Reinforce to students that it is helpful to determine if the passage is fiction or nonfiction, the type, and purpose of the passages before answering questions. 

Move to slide 14 and give each student three highlighters or colored pencils. Then introduce the Categorical Highlighting strategy. Direct students to read the passage silently and to highlight, as they read, in different colors the main idea of the passage, supporting details of the passage, and evidence that supports the details highlighted. After providing about ten minutes for students to complete this, have students partner together and review the items they chose to highlight. Have a brief class discussion about what the main idea, supporting details, and evidence of supporting details are for the passage.


10 Minute(s)

Display slide 15 and pass out the attached Questions handout to each student. Have students answer the multiple choice ACT-style questions about the passage. Review the correct answers with students on slide 16. If students have questions about answers, use the attached Questions (Teacher Guide) document, which provides explanations for the correct answers to these ACT-style questions.

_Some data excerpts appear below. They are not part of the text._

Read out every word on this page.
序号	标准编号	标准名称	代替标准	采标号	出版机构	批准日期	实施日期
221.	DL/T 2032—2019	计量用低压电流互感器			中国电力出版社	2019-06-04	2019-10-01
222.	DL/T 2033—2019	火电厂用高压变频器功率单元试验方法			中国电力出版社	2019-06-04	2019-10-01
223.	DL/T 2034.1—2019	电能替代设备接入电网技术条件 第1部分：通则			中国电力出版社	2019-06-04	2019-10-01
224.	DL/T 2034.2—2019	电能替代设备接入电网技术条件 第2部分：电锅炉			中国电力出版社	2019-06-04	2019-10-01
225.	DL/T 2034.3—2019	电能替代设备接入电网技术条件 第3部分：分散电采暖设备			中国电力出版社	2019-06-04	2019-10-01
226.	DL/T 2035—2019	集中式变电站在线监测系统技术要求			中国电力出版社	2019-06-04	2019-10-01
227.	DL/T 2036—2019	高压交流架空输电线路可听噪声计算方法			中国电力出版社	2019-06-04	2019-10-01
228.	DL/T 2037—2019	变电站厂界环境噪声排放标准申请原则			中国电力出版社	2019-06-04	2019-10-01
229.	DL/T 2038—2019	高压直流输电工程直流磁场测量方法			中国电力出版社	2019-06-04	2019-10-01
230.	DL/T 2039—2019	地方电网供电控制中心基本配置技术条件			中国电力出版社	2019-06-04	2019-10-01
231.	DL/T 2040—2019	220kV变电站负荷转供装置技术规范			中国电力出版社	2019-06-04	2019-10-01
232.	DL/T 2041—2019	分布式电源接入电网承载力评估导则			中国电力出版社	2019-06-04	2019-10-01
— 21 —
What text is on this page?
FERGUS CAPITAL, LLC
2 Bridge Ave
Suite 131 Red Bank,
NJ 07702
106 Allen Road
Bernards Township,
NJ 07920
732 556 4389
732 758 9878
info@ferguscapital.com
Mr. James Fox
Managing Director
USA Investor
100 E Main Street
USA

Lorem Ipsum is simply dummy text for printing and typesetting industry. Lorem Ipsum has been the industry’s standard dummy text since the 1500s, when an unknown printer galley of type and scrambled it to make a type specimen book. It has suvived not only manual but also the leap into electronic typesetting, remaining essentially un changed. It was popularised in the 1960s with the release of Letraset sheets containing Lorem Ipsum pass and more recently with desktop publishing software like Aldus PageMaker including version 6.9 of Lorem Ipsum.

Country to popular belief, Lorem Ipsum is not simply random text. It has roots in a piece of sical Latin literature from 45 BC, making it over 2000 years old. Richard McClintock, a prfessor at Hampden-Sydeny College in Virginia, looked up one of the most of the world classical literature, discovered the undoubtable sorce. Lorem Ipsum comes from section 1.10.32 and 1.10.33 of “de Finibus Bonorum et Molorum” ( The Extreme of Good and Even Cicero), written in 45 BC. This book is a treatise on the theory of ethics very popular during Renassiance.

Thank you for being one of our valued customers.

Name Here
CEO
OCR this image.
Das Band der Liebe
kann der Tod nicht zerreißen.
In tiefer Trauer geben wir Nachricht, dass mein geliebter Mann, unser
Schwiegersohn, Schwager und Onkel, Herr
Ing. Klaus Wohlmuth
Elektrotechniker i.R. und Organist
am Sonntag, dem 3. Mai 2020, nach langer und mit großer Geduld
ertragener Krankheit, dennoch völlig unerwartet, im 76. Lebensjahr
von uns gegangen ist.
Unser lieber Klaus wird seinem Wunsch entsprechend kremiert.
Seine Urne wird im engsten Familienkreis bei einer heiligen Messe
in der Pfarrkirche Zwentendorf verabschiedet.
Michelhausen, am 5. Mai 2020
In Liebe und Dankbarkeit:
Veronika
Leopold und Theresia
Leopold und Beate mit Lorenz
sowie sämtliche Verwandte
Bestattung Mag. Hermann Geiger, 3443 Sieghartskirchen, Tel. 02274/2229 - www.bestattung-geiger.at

Move to slide 17 and congratulate students on working to increase their ACT score. Suggest that students spend twenty minutes weekly reading a text to further prepare for the ACT reading section.

Next Step

Research Rationale

Standardized testing in high schools has long stood as a metric for assessing college readiness and school accountability (McMann, 1994). While there has been debate surrounding the accuracy of such metrics, as well as concerns regarding equity, many institutions of higher education continue to make these scores part of the admissions process (Allensworth & Clark, 2020; Black et al., 2016; Buckley et al., 2020). Aside from admissions, it is also important to keep in mind that standardized test scores can also provide students with scholarship opportunities they wouldn’t otherwise have (Klasik, 2013). Though the topic of standardized testing continues to be debated, effective test prep can ensure that our students are set up for success.

With several benefits to high standardized test results on college admissions tests, it is important to consider how best to prepare students for this type of high stakes test. Those students from groups that may historically struggle to find success, such as those in poverty or first generation college students, especially stand to benefit from effective test preparation (Moore & San Pedro, 2021). The American College Test (ACT) is one option students have for college admissions testing that is provided both at national centers and school sites. Taking time to understand this test including the timing, question types, rigor, and strategies for approaching specific questions can help to prepare students to do their best work on test day and ensure their score is a more accurate representation of what they know (Bishop & Davis-Becker, 2016).